A collection of relevant and timely media clips and resources.
Posted on January 10, 2014
Except among dyed-in-the-wool anti-gun fanatics, it is a commonly accepted fact that Right-to-Carry laws not only do not cause crime to increase, they may deter violent crimes. It is also firmly established that people who have carry permits are statistically more law-abiding then people who do not. And the number of RTC states and carry permit holders reached all-time highs as the nation's murder rate fell to nearly an all-time low. That brings us to Detroit, which has seen its share of crime over the years and which in 2012 had the highest murder rate of any major U.S. city.

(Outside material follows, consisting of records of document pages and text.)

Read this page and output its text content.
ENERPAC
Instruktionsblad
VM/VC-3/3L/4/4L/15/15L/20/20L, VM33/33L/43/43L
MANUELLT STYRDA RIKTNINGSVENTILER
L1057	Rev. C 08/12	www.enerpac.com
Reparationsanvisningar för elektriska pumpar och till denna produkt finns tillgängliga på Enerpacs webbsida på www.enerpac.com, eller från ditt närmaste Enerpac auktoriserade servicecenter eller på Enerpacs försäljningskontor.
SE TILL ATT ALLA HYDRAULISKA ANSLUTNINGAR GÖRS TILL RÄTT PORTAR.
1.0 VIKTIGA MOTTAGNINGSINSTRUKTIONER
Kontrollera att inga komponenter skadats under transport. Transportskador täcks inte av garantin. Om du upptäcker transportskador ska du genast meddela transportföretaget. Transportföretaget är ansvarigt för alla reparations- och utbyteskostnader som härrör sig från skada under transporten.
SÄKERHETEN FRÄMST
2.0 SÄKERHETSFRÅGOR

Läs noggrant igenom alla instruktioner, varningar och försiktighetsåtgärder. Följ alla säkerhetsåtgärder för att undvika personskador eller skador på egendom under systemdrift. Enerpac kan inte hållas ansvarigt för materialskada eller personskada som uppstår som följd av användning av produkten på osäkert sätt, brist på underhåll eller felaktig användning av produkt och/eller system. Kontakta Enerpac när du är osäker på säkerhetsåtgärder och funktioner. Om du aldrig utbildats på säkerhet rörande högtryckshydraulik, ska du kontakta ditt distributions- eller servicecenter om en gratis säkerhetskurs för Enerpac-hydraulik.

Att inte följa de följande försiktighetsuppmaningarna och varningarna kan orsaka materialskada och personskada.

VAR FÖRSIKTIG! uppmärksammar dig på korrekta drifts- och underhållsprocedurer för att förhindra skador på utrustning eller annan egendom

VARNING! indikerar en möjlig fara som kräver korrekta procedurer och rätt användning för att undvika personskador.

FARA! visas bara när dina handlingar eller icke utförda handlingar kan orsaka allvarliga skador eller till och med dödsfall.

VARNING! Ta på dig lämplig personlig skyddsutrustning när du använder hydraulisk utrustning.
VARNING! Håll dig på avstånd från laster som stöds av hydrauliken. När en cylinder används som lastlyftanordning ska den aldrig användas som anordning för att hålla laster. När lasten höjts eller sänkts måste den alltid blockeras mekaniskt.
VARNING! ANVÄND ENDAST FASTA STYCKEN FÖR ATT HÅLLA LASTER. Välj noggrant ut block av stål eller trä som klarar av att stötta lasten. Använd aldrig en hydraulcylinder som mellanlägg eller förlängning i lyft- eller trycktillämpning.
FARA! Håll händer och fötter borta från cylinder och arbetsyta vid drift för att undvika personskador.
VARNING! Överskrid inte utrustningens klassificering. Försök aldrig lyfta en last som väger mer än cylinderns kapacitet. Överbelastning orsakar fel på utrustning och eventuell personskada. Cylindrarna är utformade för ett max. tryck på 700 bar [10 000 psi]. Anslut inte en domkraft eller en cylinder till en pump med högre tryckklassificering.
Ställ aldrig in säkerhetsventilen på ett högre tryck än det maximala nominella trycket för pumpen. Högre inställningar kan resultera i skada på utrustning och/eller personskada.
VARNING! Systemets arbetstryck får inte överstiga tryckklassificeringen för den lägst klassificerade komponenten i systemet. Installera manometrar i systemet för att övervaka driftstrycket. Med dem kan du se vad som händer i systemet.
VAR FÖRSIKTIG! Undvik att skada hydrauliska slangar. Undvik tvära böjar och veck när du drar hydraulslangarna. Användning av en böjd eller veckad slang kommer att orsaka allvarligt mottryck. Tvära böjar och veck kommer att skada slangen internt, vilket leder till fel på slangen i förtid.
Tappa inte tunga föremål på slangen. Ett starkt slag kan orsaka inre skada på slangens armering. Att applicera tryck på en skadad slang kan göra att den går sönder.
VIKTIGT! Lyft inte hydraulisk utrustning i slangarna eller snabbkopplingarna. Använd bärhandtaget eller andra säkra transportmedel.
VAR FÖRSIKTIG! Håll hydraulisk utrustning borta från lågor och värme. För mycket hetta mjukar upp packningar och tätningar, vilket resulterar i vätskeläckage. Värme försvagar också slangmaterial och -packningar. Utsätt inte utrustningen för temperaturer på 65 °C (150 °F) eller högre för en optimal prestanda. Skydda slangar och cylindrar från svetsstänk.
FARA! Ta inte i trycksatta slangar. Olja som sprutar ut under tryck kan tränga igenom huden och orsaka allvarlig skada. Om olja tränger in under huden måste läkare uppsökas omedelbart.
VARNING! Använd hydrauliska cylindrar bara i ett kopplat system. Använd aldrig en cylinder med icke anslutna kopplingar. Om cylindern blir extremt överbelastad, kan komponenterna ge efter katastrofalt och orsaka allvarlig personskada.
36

The Detroit News reports that the city's police chief, James Craig, offered a solution to reduce crime: allowing law-abiding citizens to obtain concealed carry permits. That's not a position typically espoused by big-city police chiefs. And Chief Craig didn't always think that way either. According to the article, Craig had worked for nearly 30 years in the Los Angeles Police Department, before moving east to become the police chief in Portland, Maine. It was there, in Maine, that he started believing that law-abiding gun owners could deter crime. "Coming from California where it takes an act of Congress to get a concealed weapon permit, I got to Maine, where they give out lots of CCWs (carrying concealed weapon permits), and I had a stack of CCW permits I was denying; that was my orientation. "I changed my orientation real quick. Maine is one of the safest places in America. Clearly, suspects knew that good Americans were armed." Chief Craig's statements echo those he made last month, when he said that good citizens with concealed pistol licenses, "translates into crime reduction." And the numbers bear that out. The article notes that Detroit police have reported 73 "justifiable homicides" in the city since 2011, 15 of them occurring in 2013. Most of these cases involved citizens like 77-year-old Willie White, who in 2012, fatally shot a man who'd broken into his home. White's home had been broken into several times before, but after he defended himself, the break-ins stopped. "I think these criminals would definitely think twice if they knew more citizens were armed," White said. "I know it stopped them from breaking into my place."